G.N.: L’attesa e, in qualche modo, l’anticipazione aggiungono valore alle nostre esperienze. Il desiderio che si tramuta in azione è un elemento implicito nel momento in cui si sceglie di esprimersi attraverso la danza. Come ogni espressione dal vivo, c’è un certo grado di incertezza, di imprevedibilità. A livello di organizzazione, sicuramente questa attivazione aiuta a mantenersi il più possibile pronti di fronte all’imprevisto. Ma “trepidanza” per me è soprattutto il momento nel quale le luci si abbassano, l’attimo sospeso prima dello scambio tra artista e pubblico, nel quale la risultante di tutto il lavoro di preparazione prende, letteralmente, corpo.

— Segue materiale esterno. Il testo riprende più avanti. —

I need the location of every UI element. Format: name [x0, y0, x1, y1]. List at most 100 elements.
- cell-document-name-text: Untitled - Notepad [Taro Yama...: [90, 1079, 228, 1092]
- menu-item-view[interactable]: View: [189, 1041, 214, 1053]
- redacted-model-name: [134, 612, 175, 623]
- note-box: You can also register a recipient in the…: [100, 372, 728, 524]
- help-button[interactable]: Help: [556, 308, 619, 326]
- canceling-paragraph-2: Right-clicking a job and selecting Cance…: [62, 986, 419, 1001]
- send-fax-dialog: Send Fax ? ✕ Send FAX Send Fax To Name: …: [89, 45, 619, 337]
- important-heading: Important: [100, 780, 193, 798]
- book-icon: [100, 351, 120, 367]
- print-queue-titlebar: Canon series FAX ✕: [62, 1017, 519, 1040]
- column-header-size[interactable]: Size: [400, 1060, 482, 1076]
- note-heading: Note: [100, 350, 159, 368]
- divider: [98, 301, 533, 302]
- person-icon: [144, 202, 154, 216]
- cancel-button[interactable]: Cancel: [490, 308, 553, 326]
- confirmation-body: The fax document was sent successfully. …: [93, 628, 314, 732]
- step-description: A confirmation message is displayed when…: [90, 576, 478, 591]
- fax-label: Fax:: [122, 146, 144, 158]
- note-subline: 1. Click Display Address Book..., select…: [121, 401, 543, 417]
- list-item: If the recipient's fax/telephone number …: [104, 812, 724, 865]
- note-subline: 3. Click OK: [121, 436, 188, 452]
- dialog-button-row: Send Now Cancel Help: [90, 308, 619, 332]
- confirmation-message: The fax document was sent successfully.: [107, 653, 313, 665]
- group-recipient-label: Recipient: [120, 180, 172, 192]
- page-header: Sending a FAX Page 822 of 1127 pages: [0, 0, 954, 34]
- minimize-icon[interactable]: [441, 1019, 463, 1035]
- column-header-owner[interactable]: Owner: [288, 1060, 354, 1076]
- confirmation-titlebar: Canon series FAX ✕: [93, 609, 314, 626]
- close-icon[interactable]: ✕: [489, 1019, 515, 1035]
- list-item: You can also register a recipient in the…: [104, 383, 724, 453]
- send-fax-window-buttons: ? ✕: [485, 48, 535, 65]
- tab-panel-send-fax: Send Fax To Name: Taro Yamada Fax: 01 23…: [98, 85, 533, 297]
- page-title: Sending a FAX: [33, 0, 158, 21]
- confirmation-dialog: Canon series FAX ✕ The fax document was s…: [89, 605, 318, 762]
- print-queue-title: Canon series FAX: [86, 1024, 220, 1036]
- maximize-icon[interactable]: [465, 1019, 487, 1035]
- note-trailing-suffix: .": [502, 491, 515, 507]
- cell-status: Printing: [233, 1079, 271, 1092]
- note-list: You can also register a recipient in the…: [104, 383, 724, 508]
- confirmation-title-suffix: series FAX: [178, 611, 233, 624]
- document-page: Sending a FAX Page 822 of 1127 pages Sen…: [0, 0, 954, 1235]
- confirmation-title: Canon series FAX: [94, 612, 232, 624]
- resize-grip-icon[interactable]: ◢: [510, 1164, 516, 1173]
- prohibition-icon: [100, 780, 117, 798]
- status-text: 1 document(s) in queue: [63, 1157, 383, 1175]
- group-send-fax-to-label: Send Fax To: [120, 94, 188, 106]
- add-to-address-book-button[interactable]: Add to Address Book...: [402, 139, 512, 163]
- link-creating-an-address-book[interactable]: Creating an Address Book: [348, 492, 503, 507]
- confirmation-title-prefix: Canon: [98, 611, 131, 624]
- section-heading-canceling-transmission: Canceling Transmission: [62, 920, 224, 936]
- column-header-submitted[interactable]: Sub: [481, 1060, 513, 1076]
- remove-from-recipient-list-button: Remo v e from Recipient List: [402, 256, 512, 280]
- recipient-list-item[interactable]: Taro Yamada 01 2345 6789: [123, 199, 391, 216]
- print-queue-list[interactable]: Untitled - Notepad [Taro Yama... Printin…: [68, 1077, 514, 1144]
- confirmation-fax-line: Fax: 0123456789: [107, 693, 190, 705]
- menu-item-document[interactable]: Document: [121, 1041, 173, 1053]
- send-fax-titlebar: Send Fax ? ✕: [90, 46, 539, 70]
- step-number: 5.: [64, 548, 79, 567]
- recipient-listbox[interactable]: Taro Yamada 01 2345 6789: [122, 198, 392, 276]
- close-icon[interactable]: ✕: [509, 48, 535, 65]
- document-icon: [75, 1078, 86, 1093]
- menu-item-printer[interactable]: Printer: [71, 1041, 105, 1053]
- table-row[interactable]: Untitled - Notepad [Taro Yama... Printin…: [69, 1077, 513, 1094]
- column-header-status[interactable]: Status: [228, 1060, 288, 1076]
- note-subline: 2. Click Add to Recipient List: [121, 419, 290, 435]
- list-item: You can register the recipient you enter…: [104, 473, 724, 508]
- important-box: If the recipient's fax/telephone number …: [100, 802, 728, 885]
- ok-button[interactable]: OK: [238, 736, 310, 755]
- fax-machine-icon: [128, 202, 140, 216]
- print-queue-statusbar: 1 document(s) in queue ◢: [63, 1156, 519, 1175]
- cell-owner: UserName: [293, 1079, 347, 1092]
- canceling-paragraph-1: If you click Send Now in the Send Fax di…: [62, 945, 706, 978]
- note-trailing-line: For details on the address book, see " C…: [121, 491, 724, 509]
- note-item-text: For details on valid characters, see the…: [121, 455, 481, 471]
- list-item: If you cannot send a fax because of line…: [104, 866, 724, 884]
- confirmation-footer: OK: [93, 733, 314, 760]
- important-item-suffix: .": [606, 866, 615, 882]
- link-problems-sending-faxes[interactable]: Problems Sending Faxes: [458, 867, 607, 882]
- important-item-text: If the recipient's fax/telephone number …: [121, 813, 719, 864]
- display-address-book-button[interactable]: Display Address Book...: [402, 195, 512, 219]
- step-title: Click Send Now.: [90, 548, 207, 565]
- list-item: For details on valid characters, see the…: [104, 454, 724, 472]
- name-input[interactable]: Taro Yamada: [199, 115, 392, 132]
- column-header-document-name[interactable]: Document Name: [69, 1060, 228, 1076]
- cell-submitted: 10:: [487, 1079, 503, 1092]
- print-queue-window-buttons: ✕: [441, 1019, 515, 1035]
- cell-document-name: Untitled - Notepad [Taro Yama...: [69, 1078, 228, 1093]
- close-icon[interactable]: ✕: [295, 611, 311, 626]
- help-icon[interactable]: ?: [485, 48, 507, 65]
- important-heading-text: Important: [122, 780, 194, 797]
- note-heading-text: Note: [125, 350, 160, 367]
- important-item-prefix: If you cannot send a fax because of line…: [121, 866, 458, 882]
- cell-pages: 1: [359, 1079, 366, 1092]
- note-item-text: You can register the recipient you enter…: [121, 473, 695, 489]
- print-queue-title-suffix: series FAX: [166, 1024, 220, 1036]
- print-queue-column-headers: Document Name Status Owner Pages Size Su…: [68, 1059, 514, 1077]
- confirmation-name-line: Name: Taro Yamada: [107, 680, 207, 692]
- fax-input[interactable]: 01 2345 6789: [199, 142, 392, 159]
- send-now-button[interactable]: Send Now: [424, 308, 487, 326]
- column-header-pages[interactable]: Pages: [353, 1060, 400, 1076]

«Il teatro è nella verità del momento presente, nell’assoluto senso di convinzione che può apparire solo quando un’unione lega interprete e pubblico», questo dichiarava Brook in La porta aperta (1993). Oggi, cosa si può fare, di che cosa abbiamo bisogno, che cosa possiamo proporre con il nostro “esserci” a chi ci ascolta, a chi partecipa a un evento performativo, a quel “paesaggio del corpo” che contiene in sé un corpo scenico portatore di valenze e interferenze culturali?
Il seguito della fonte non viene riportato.